Britain’s Prime Minister Theresa May has filed formal Brexit divorce papers, pitching the United Kingdom into the unknown and triggering years of uncertain negotiations that will test the cohesion of the European Union.
Nine months after Britons voted to leave, Ms May notified EU Council President Donald Tusk in a letter on Wednesday that the UK is quitting the bloc it joined in 1973.
The Prime Minister, an initial opponent of Brexit who won the top job in the political turmoil that followed the referendum vote, now has two years to settle the terms of the divorce before it comes into effect in late March 2019.
“The United Kingdom is leaving the European Union,” Ms May told lawmakers in the British parliament “This is an historic moment from which there can be no turning back.”
The outcome of the negotiations will shape the future of Britain’s $US2.6 trillion ($A3.4 trillion) economy, the world’s fifth biggest, and determine whether London can keep its place as one of the top two global financial centres.
For the EU, already reeling from successive crises over debt and refugees, the loss of Britain is the biggest blow yet in 60 years.
— Donald Tusk (@eucopresident) March 29, 2017
Its leaders say they do not want to punish Britain. But with nationalist, anti-EU parties on the rise across Europe, they cannot afford to give London generous terms that might encourage other member states to break away.
May’s notice of the UK’s intention to leave the bloc under Article 50 of the EU’s Lisbon Treaty was hand-delivered to Mr Tusk in Brussels by Tim Barrow, Britain’s permanent representative to the EU.
That moment formally set the clock ticking on Britain’s two-year exit process. Sterling, which has lost 25 US cents against the dollar since the June referendum, rose almost half a cent on the news of the Brexit trigger reaching highs of $US1.2478.
Ms May’s six-page Brexit letter set a positive tone for the talks though it admitted that the task of extracting the UK from the EU was momentous and that reaching a comprehensive agreement within two years would be a challenge.
Within 48 hours, Mr Tusk will send the 27 other states draft negotiating guidelines. He will outline his views in Malta, where from Wednesday he will be attending a congress of centre-right leaders. Ambassadors of the 27 will then meet in Brussels to discuss Tusk’s draft.
Mr Tusk said the EU would seek to minimise the cost to EU citizens and businesses and that Brussels wanted an orderly withdrawal for Britain.

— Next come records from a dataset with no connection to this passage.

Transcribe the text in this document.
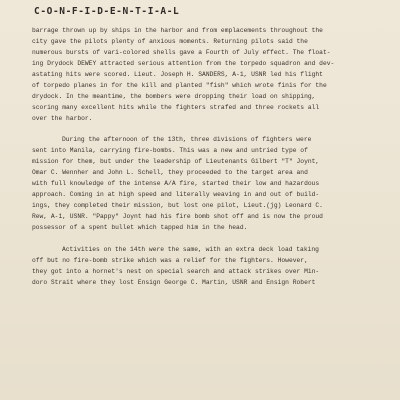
C-O-N-F-I-D-E-N-T-I-A-L
barrage thrown up by ships in the harbor and from emplacements throughout the
city gave the pilots plenty of anxious moments. Returning pilots said the
numerous bursts of vari-colored shells gave a Fourth of July effect. The float-
ing Drydock DEWEY attracted serious attention from the torpedo squadron and dev-
astating hits were scored. Lieut. Joseph H. SANDERS, A-1, USNR led his flight
of torpedo planes in for the kill and planted "fish" which wrote finis for the
drydock. In the meantime, the bombers were dropping their load on shipping,
scoring many excellent hits while the fighters strafed and three rockets all
over the harbor.
During the afternoon of the 13th, three divisions of fighters were
sent into Manila, carrying fire-bombs. This was a new and untried type of
mission for them, but under the leadership of Lieutenants Gilbert "T" Joynt,
Omar C. Wennher and John L. Schell, they proceeded to the target area and
with full knowledge of the intense A/A fire, started their low and hazardous
approach. Coming in at high speed and literally weaving in and out of build-
ings, they completed their mission, but lost one pilot, Lieut.(jg) Leonard C.
Rew, A-1, USNR. "Pappy" Joynt had his fire bomb shot off and is now the proud
possessor of a spent bullet which tapped him in the head.
Activities on the 14th were the same, with an extra deck load taking
off but no fire-bomb strike which was a relief for the fighters. However,
they got into a hornet's nest on special search and attack strikes over Min-
doro Strait where they lost Ensign George C. Martin, USNR and Ensign Robert
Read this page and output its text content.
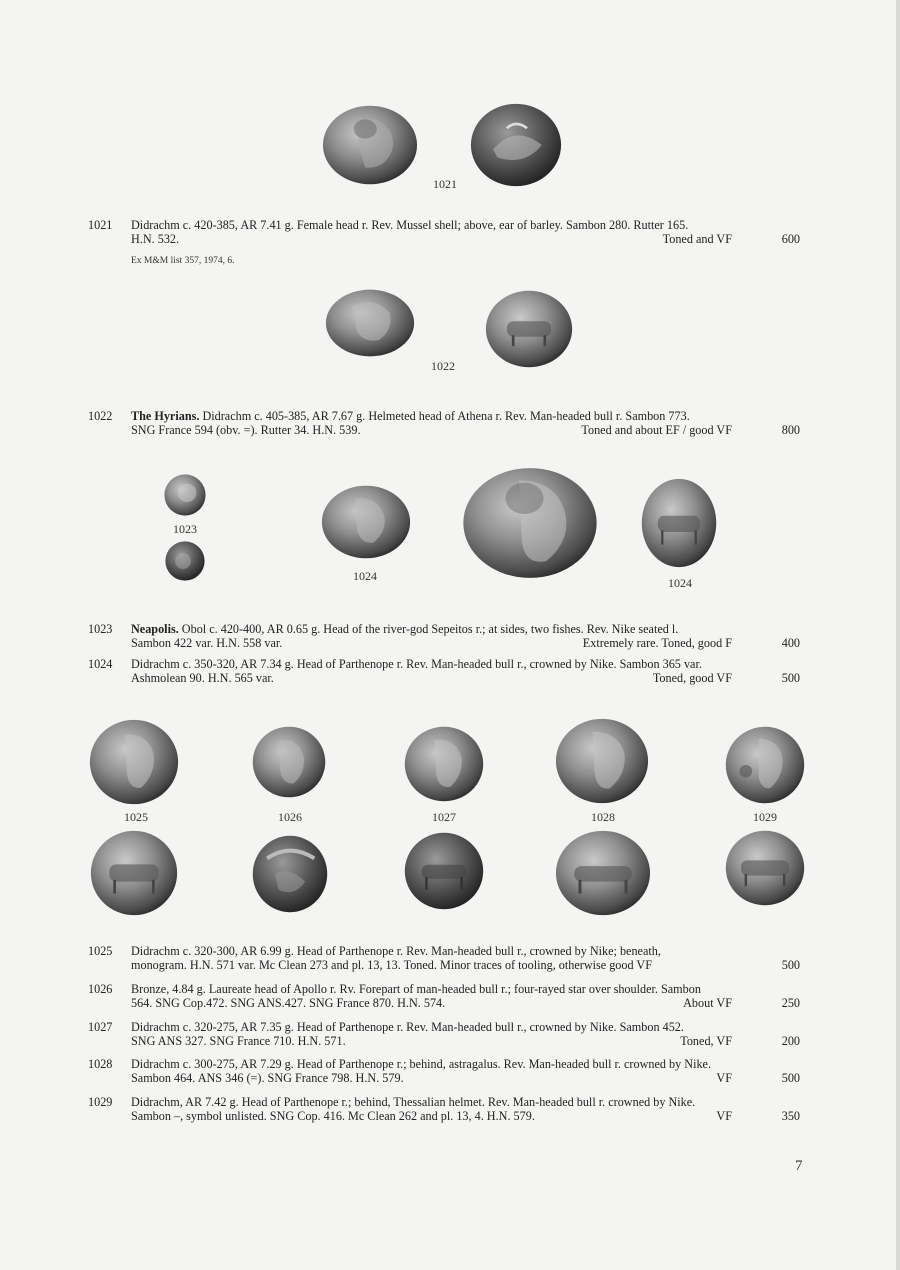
1021
1021	Didrachm c. 420-385, AR 7.41 g. Female head r. Rev. Mussel shell; above, ear of barley. Sambon 280. Rutter 165.
H.N. 532.	Toned and VF	600
Ex M&M list 357, 1974, 6.
1022
1022	The Hyrians. Didrachm c. 405-385, AR 7.67 g. Helmeted head of Athena r. Rev. Man-headed bull r. Sambon 773.
SNG France 594 (obv. =). Rutter 34. H.N. 539.	Toned and about EF / good VF	800
1023
1024	1024
1023	Neapolis. Obol c. 420-400, AR 0.65 g. Head of the river-god Sepeitos r.; at sides, two fishes. Rev. Nike seated l.
Sambon 422 var. H.N. 558 var.	Extremely rare. Toned, good F	400
1024	Didrachm c. 350-320, AR 7.34 g. Head of Parthenope r. Rev. Man-headed bull r., crowned by Nike. Sambon 365 var.
Ashmolean 90. H.N. 565 var.	Toned, good VF	500
1025	1026	1027	1028	1029
1025	Didrachm c. 320-300, AR 6.99 g. Head of Parthenope r. Rev. Man-headed bull r., crowned by Nike; beneath,
monogram. H.N. 571 var. Mc Clean 273 and pl. 13, 13. Toned. Minor traces of tooling, otherwise good VF	500
1026	Bronze, 4.84 g. Laureate head of Apollo r. Rv. Forepart of man-headed bull r.; four-rayed star over shoulder. Sambon
564. SNG Cop.472. SNG ANS.427. SNG France 870. H.N. 574.	About VF	250
1027	Didrachm c. 320-275, AR 7.35 g. Head of Parthenope r. Rev. Man-headed bull r., crowned by Nike. Sambon 452.
SNG ANS 327. SNG France 710. H.N. 571.	Toned, VF	200
1028	Didrachm c. 300-275, AR 7.29 g. Head of Parthenope r.; behind, astragalus. Rev. Man-headed bull r. crowned by Nike.
Sambon 464. ANS 346 (=). SNG France 798. H.N. 579.	VF	500
1029	Didrachm, AR 7.42 g. Head of Parthenope r.; behind, Thessalian helmet. Rev. Man-headed bull r. crowned by Nike.
Sambon –, symbol unlisted. SNG Cop. 416. Mc Clean 262 and pl. 13, 4. H.N. 579.	VF	350
7
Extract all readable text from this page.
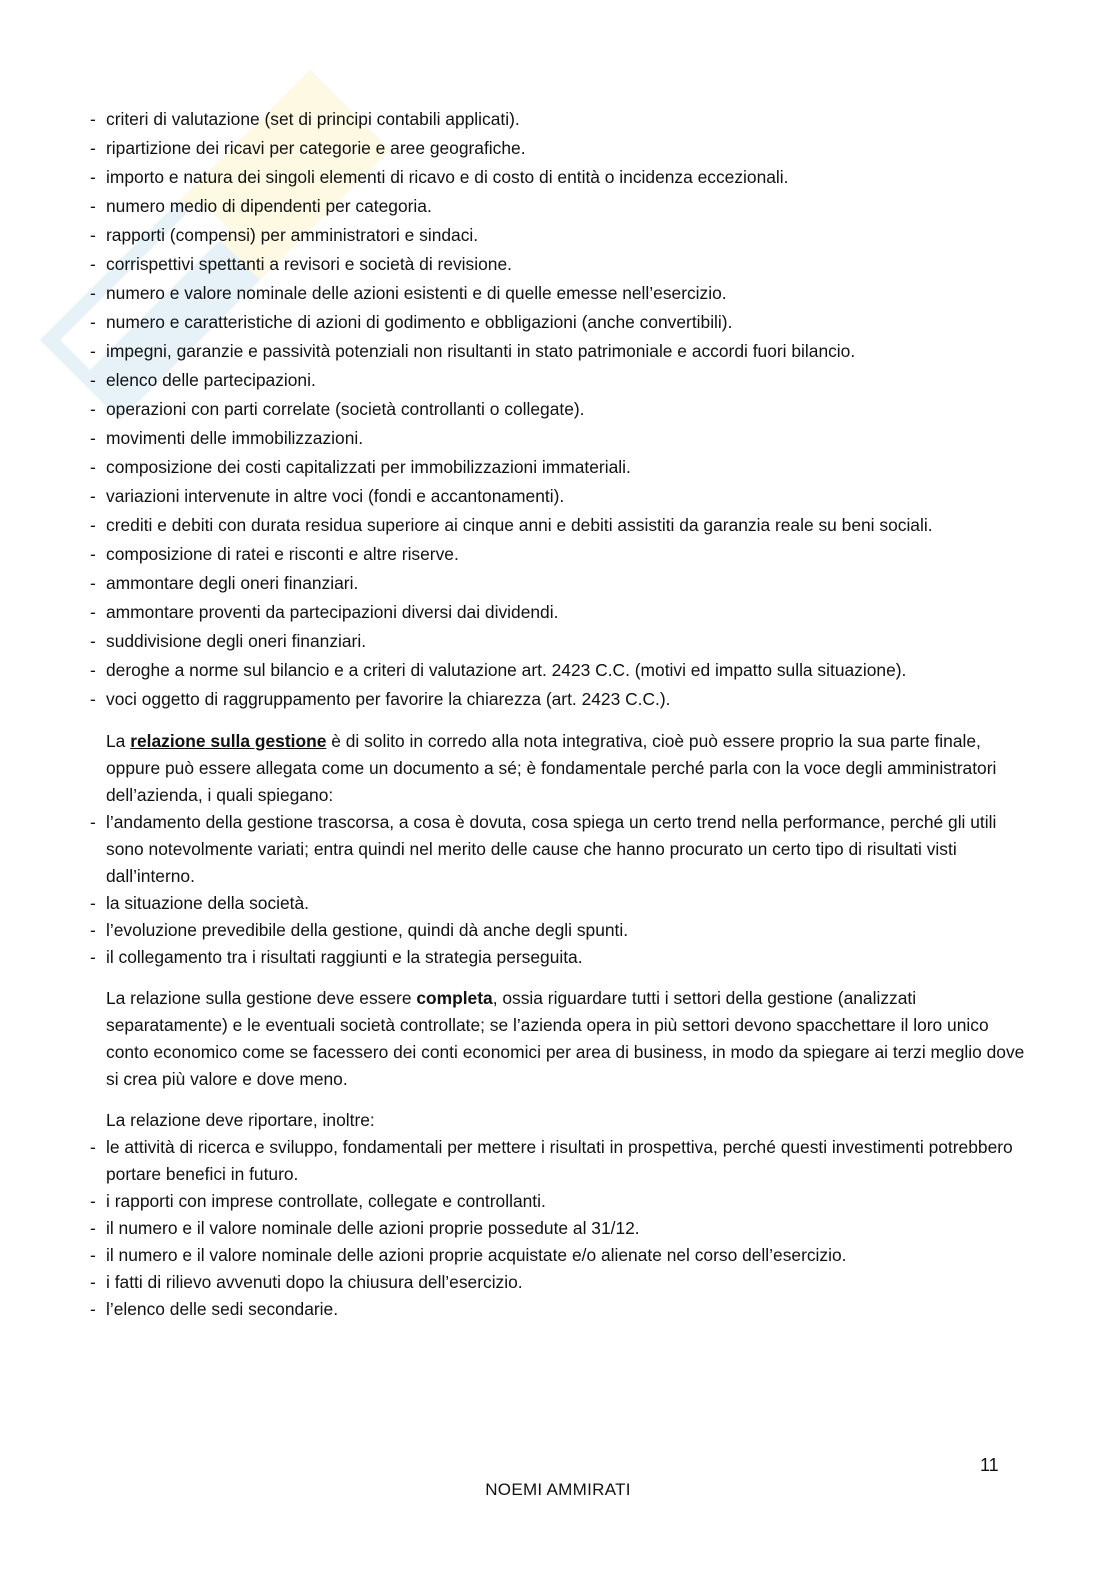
- criteri di valutazione (set di principi contabili applicati).
- ripartizione dei ricavi per categorie e aree geografiche.
- importo e natura dei singoli elementi di ricavo e di costo di entità o incidenza eccezionali.
- numero medio di dipendenti per categoria.
- rapporti (compensi) per amministratori e sindaci.
- corrispettivi spettanti a revisori e società di revisione.
- numero e valore nominale delle azioni esistenti e di quelle emesse nell’esercizio.
- numero e caratteristiche di azioni di godimento e obbligazioni (anche convertibili).
- impegni, garanzie e passività potenziali non risultanti in stato patrimoniale e accordi fuori bilancio.
- elenco delle partecipazioni.
- operazioni con parti correlate (società controllanti o collegate).
- movimenti delle immobilizzazioni.
- composizione dei costi capitalizzati per immobilizzazioni immateriali.
- variazioni intervenute in altre voci (fondi e accantonamenti).
- crediti e debiti con durata residua superiore ai cinque anni e debiti assistiti da garanzia reale su beni sociali.
- composizione di ratei e risconti e altre riserve.
- ammontare degli oneri finanziari.
- ammontare proventi da partecipazioni diversi dai dividendi.
- suddivisione degli oneri finanziari.
- deroghe a norme sul bilancio e a criteri di valutazione art. 2423 C.C. (motivi ed impatto sulla situazione).
- voci oggetto di raggruppamento per favorire la chiarezza (art. 2423 C.C.).

La relazione sulla gestione è di solito in corredo alla nota integrativa, cioè può essere proprio la sua parte finale, oppure può essere allegata come un documento a sé; è fondamentale perché parla con la voce degli amministratori dell’azienda, i quali spiegano:

- l’andamento della gestione trascorsa, a cosa è dovuta, cosa spiega un certo trend nella performance, perché gli utili sono notevolmente variati; entra quindi nel merito delle cause che hanno procurato un certo tipo di risultati visti dall’interno.
- la situazione della società.
- l’evoluzione prevedibile della gestione, quindi dà anche degli spunti.
- il collegamento tra i risultati raggiunti e la strategia perseguita.

La relazione sulla gestione deve essere completa, ossia riguardare tutti i settori della gestione (analizzati separatamente) e le eventuali società controllate; se l’azienda opera in più settori devono spacchettare il loro unico conto economico come se facessero dei conti economici per area di business, in modo da spiegare ai terzi meglio dove si crea più valore e dove meno.

La relazione deve riportare, inoltre:

- le attività di ricerca e sviluppo, fondamentali per mettere i risultati in prospettiva, perché questi investimenti potrebbero portare benefici in futuro.
- i rapporti con imprese controllate, collegate e controllanti.
- il numero e il valore nominale delle azioni proprie possedute al 31/12.
- il numero e il valore nominale delle azioni proprie acquistate e/o alienate nel corso dell’esercizio.
- i fatti di rilievo avvenuti dopo la chiusura dell’esercizio.
- l’elenco delle sedi secondarie.
11
NOEMI AMMIRATI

“We already miss you,” Mr Tusk said. “Thank you and goodbye.”
Ms May has promised to seek the greatest possible access to European markets, but said Britain will aim to establish its own free trade deals with countries beyond Europe, and impose limits on immigration from the continent.
She has acknowledged that those measures would require withdrawing from the EU ‘single market’ of 500 million people, founded on the principles of free movement of goods, services, capital and people.